Backwards Compatibility

We split the EIP1559 upgrade into two phases with a transition period during which both legacy and EIP1559 transaction can be accepted so that compatibility with wallets and other ETH-adjacent software is maintained while their maintainers have time to upgrade to using the new transaction type. During this transition period legacy transactions are accepted and processed identically to the current implementation, with the only difference being that the amount of gas (gas limit) dedicated to processing legacy transactions is calculated as above and decreases over this period.

Test Cases

Implementation

Go-ethereum implementation by Vulcanize Inc: https://github.com/vulcanize/go-ethereum-EIP1559

Security Considerations

Increased Max Block Size/Complexity

This EIP will increase the maximum block size, which could cause problems if miners are unable to process a block fast enough as it will force them to mine an empty block. Over time, the average block size should remain about the same as without this EIP, so this is only an issue for short term size bursts. It is possible that one or more clients may handle short term size bursts poorly and error (such as out of memory or similar) and client implementations should make sure their clients can appropriately handle individual blocks up to max size.

Transaction Ordering

With most people not competing on miner fees and instead using a baseline fee to get included, transaction ordering now depends on individual client internal implementation details such as how they store the transactions in memory. It is recommended that transactions with the same miner fee be sorted by time the transaction was received to protect the network from spamming attacks where the attacker throws a bunch of transactions into the pending pool in order to ensure that at least one lands in a favorable position. Miners should still prefer higher tip transactions over lower tip, purely from a selfish mining perspective.

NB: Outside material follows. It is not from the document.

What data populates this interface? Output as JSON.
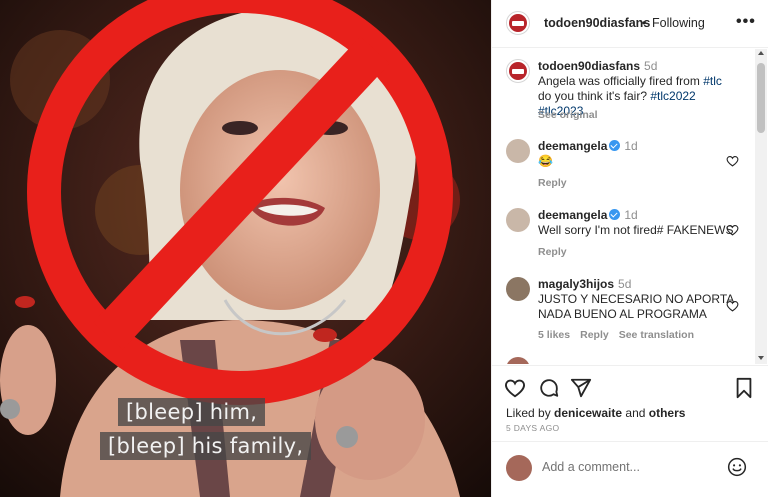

Miners Mining Empty Blocks

It is possible that miners will mine empty blocks until such time as the base fee is very low and then proceed to mine half full blocks and revert to sorting transactions by the gas premium. While this attack is possible, it is not a particularly stable equilibrium as long as mining is decentralized. Any defector from this strategy will be more profitable than a miner participating in the attack for as long as the attack continues (even after the base fee reached 0). Since any miner can anonymously defect from a cartel, and there is no way to prove that a particular miner defected, the only feasible way to execute this attack would be to control 50% or more of hashing power. If an attacker had exectly 50% of hashing power, they would make no money from gas premium while defectors would make double the money from premiums. For an attacker to turn a profit, they need to have some amount over 50% hashing power, which means they can alternatively execute double spend attacks or simply ignore any other miners which is a far more profitable strategy.

Should a miner attempt to execute this attack, we can simply increase the elasticity multiplier (currently 2x) which requires they have even more hashing power available before the attack can even be theoretically profitable against defectors.

ETH Burn Precludes Fixed Supply

By burning the base fee, we can no longer guarantee a fixed token supply. This could result in economic instabality as the long term supply of ETH will no longer be constant over time. While a valid concern, it is difficult to quantify how much of an impact this will have. If more is burned on base fee than is generated in mining rewards then ETH will be deflationary and if more is generated in mining rewards than is burned then ETH will be inflationary. Since we cannot control user demand for block space, we cannot assert at the moment whether ETH will end up inflationary or deflationary, so this change causes the core developers to lose some control over Ethereum's long term monetary policy.